# 1.4T - 2011 Cruze - oil leak



## JGA (Mar 15, 2011)

So my car leaks oil at cold start up (after sitting overnight) but appears to seal up after the engine warms up. I get a puddle about 4 to 6 in when it leaks in the morning when I first start it. After diving for a while I may get a few drips but nothing significant. The level on the dip has remained OK so far. 

This car has had so many oil leaks repaired in the past 25k and there is too much left over oil residue on the top and bottom of the engine/frame to see where it is coming from. Any ideas where to look.


----------



## ChevyGuy (Dec 13, 2014)

JGA said:


> This car has had so many oil leaks repaired in the past 25k and there is too much left over oil residue on the top and bottom of the engine/frame to see where it is coming from. Any ideas where to look.


Check the orange nipple in the intake manifold. I'll bet it's disappeared. When that happens, for some reason, the engine turns into a leak machine. (I say for "some reason" because for reasons we don't quite understand, the crankcase gets pressurized and causes all those leaks.)

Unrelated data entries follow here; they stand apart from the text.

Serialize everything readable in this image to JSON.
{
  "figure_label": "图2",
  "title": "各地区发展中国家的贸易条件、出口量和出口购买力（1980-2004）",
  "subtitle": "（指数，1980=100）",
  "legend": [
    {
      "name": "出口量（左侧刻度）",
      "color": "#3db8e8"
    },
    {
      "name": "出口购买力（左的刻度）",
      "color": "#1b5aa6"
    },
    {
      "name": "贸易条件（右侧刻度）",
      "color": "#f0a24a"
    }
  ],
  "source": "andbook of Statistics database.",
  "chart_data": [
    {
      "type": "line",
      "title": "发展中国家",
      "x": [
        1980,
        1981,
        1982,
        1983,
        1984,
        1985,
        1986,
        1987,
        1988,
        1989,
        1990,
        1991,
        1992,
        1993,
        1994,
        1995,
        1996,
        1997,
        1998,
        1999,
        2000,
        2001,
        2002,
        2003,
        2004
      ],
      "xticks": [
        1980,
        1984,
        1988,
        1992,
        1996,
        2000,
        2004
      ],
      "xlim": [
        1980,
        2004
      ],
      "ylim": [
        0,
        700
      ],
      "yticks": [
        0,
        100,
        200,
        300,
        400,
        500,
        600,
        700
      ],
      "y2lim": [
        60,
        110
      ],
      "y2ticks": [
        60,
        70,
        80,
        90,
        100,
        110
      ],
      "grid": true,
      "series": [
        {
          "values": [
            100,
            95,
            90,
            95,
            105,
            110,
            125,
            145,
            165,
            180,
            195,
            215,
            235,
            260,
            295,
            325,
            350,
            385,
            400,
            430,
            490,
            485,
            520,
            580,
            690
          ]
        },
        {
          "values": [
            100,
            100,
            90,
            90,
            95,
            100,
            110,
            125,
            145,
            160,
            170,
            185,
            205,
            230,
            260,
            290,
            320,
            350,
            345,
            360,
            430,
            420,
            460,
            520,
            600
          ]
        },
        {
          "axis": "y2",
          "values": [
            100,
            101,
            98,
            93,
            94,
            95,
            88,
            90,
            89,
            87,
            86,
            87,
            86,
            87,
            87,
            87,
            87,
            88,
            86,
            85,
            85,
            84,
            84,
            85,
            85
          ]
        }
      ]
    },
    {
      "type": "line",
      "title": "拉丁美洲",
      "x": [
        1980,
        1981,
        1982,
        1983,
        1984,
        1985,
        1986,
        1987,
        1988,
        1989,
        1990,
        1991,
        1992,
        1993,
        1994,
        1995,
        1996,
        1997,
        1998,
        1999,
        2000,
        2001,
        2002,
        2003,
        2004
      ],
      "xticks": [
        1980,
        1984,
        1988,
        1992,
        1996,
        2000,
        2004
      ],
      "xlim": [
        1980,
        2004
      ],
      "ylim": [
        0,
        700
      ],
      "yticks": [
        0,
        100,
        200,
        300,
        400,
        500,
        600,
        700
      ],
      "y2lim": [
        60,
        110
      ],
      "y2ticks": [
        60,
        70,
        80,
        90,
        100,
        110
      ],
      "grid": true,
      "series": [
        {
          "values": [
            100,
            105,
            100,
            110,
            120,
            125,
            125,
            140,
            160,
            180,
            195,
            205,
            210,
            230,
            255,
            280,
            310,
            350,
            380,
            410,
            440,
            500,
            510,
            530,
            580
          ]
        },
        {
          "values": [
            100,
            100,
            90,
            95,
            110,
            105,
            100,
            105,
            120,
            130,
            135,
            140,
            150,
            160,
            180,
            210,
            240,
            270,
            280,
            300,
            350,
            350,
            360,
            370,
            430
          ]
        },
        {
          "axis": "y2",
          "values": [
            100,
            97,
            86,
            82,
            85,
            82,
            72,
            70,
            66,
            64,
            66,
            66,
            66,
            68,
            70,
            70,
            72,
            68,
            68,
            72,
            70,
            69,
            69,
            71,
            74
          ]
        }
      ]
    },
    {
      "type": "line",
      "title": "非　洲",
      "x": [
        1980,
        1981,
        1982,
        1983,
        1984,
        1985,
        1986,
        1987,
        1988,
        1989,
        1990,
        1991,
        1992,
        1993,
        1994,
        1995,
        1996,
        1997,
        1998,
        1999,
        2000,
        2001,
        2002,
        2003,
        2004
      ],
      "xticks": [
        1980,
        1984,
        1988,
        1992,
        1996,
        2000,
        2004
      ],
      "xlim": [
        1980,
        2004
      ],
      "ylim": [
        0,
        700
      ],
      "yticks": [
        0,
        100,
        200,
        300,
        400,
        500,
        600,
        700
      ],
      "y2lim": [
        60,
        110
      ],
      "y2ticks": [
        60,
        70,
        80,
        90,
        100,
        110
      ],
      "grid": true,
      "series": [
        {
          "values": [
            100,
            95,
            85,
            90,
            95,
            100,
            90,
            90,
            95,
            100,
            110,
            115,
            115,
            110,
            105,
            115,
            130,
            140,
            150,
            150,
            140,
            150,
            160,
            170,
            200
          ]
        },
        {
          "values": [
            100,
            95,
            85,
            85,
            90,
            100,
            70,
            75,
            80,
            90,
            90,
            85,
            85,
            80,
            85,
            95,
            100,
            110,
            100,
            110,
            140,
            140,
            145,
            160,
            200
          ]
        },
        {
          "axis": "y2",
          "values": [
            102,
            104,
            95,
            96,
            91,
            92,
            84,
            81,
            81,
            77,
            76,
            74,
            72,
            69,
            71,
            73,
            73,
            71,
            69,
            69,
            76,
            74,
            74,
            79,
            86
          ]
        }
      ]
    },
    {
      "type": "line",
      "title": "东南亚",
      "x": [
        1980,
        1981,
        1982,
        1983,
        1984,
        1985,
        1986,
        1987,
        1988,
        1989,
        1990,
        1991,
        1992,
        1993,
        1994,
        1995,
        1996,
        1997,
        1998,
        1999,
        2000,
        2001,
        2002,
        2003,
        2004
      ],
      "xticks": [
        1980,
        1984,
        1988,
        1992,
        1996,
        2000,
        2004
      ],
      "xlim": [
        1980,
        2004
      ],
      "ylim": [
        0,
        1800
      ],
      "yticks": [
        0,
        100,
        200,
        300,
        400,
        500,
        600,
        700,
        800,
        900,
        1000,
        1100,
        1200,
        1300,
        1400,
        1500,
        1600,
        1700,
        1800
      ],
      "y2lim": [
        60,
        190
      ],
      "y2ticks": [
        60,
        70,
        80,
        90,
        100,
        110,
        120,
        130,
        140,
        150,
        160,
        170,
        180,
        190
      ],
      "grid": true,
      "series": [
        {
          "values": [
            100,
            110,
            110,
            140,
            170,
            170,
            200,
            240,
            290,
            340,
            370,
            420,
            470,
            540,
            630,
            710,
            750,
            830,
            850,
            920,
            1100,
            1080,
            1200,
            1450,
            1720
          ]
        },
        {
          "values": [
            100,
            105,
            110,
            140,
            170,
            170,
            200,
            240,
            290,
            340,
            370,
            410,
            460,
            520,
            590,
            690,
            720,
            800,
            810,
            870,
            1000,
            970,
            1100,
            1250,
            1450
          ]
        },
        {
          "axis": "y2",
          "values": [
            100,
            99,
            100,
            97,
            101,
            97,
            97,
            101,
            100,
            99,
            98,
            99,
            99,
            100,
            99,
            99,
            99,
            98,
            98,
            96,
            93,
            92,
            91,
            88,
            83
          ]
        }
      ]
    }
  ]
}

Edit: check this link: http://www.cruzetalk.com/forum/34-g...4-pcv-valve-cover-intake-manifold-issues.html


----------



## JGA (Mar 15, 2011)

Hi
Thanks could this cause a lube problem that would wipe out a turbo.


----------



## obermd (Mar 3, 2012)

You might also want to get your engine cleaned so you can see where the new leak is located.


----------



## ChevyGuy (Dec 13, 2014)

JGA said:


> Thanks could this cause a lube problem that would wipe out a turbo.

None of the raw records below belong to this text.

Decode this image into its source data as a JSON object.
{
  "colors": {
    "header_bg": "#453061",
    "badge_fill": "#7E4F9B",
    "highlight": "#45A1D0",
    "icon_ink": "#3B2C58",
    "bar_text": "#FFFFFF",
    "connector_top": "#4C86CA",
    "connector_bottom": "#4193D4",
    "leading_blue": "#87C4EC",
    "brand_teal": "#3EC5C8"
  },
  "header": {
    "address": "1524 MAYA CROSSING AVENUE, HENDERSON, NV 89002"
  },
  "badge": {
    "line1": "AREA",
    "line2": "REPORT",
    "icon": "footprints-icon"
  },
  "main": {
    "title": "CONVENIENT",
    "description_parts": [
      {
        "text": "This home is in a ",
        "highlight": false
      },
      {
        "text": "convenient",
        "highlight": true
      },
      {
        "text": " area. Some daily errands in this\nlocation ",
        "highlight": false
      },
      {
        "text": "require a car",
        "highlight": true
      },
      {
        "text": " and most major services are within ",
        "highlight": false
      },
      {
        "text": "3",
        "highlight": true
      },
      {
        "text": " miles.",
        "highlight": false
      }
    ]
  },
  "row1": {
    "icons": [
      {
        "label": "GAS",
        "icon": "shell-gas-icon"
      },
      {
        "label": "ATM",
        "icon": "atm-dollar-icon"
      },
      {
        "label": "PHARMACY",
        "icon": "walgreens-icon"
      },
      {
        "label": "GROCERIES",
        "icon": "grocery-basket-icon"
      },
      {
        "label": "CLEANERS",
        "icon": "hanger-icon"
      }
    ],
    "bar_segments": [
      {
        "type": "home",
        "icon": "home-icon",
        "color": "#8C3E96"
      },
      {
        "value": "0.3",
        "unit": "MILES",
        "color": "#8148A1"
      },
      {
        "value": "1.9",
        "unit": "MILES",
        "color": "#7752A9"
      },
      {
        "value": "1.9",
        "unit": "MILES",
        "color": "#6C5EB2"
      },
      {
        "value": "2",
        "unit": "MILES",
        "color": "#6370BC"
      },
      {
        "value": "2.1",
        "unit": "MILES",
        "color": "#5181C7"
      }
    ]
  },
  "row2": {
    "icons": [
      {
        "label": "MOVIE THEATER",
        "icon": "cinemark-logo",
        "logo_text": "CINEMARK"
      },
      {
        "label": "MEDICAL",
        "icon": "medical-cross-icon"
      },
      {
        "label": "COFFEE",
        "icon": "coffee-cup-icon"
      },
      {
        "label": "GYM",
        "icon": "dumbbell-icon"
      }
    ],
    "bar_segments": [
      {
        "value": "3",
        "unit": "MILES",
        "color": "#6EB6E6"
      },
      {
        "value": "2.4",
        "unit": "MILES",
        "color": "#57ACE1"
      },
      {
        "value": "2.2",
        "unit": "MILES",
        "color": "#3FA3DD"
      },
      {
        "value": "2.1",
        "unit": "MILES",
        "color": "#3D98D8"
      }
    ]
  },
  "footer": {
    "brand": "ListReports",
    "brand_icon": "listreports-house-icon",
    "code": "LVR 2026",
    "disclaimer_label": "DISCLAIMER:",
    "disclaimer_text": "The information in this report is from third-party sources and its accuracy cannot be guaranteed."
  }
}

Not that I'm aware of. But the 2011 had a couple of things going on - the Oil Life Monitor was very optimistic leading to too long a oil change intervals. Also, it had a uninsulated turbo oil feed line that could encourage coking and eventually cutting off the oil to the turbo. Add to that that "dealer" oil was only a semi-synthetic and not a full synthetic - well, bad things could happen.


----------